The Booker Prize–winning novelist Arundhati Roy is facing prosecution under India’s harsh anti-terror laws for comments she made about Kashmir fourteen years ago. The writer Amitav Ghosh wrote on X: “The hounding of Arundhati Roy is absolutely unconscionable. She is a great writer and has the right to her opinion.

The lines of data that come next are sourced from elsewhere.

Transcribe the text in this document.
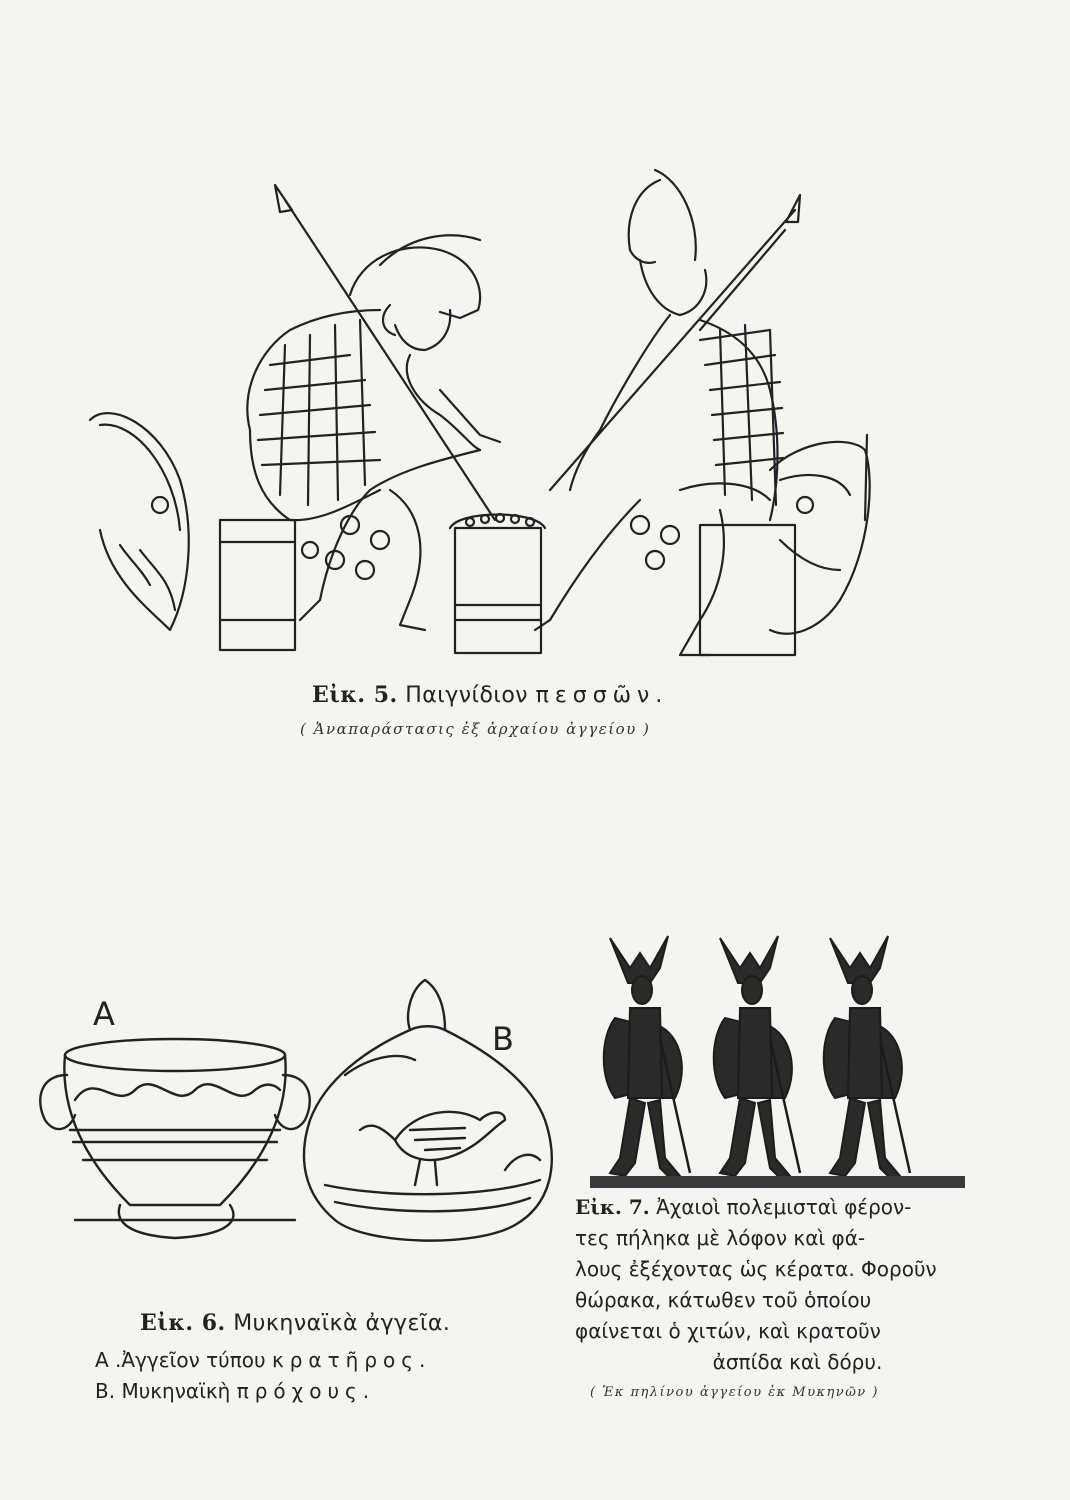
Εἰκ. 5. Παιγνίδιον πεσσῶν.
( Ἀναπαράστασις ἐξ ἀρχαίου ἀγγείου )
A
B
Εἰκ. 6. Μυκηναϊκὰ ἀγγεῖα.
A .Ἀγγεῖον τύπου κρατῆρος.
B. Μυκηναϊκὴ πρόχους.
Εἰκ. 7. Ἀχαιοὶ πολεμισταὶ φέρον-
τες πήληκα μὲ λόφον καὶ φά-
λους ἐξέχοντας ὡς κέρατα. Φοροῦν
θώρακα, κάτωθεν τοῦ ὁποίου
φαίνεται ὁ χιτών, καὶ κρατοῦν
ἀσπίδα καὶ δόρυ.
( Ἐκ πηλίνου ἀγγείου ἐκ Μυκηνῶν )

There should be an international outcry against prosecuting her for something she said a decade ago.”
The new issue of the Paris Review is out now, with an Art of Fiction interview with Mary Robison, an Art of Nonfiction interview with Elaine Scarry, and new writing by Mosab Abu Toha, Anne Serre, K Patrick, Renee Gladman, and more.
Meghan O’Rourke, editor of the Yale Review and the author of The Invisible Kingdom, writes about ambivalence in an essay for Poetry Monthly: “The poetic line, open at both ends, afloat on the page, instructs us in how to live uncertainty—to live a line (a life) so open that it can break.”
In the July issue of Harper’s, novelist Benjamín Labatut writes about the past and future of AI: “Faced, as we are, with wild speculation, confronted with dangers that no one, however smart or well informed, is truly capable of managing or understanding, and taunted by the promises of unlimited potential, we may have to sound out the future not merely with science, politics, and reason, but with that devil-eye we use to see in the dark: fiction.”
Patrick Cottrell considers novelist Tracy O’Neill’s memoir A Woman of Interest at BOMB. The book, which follows the author’s search for her birth mother in South Korea, “is simultaneously an investigation, a noir with a femme fatale, and a darkly humorous take of what happens when one meets the person who has everything and nothing to do with one’s life.”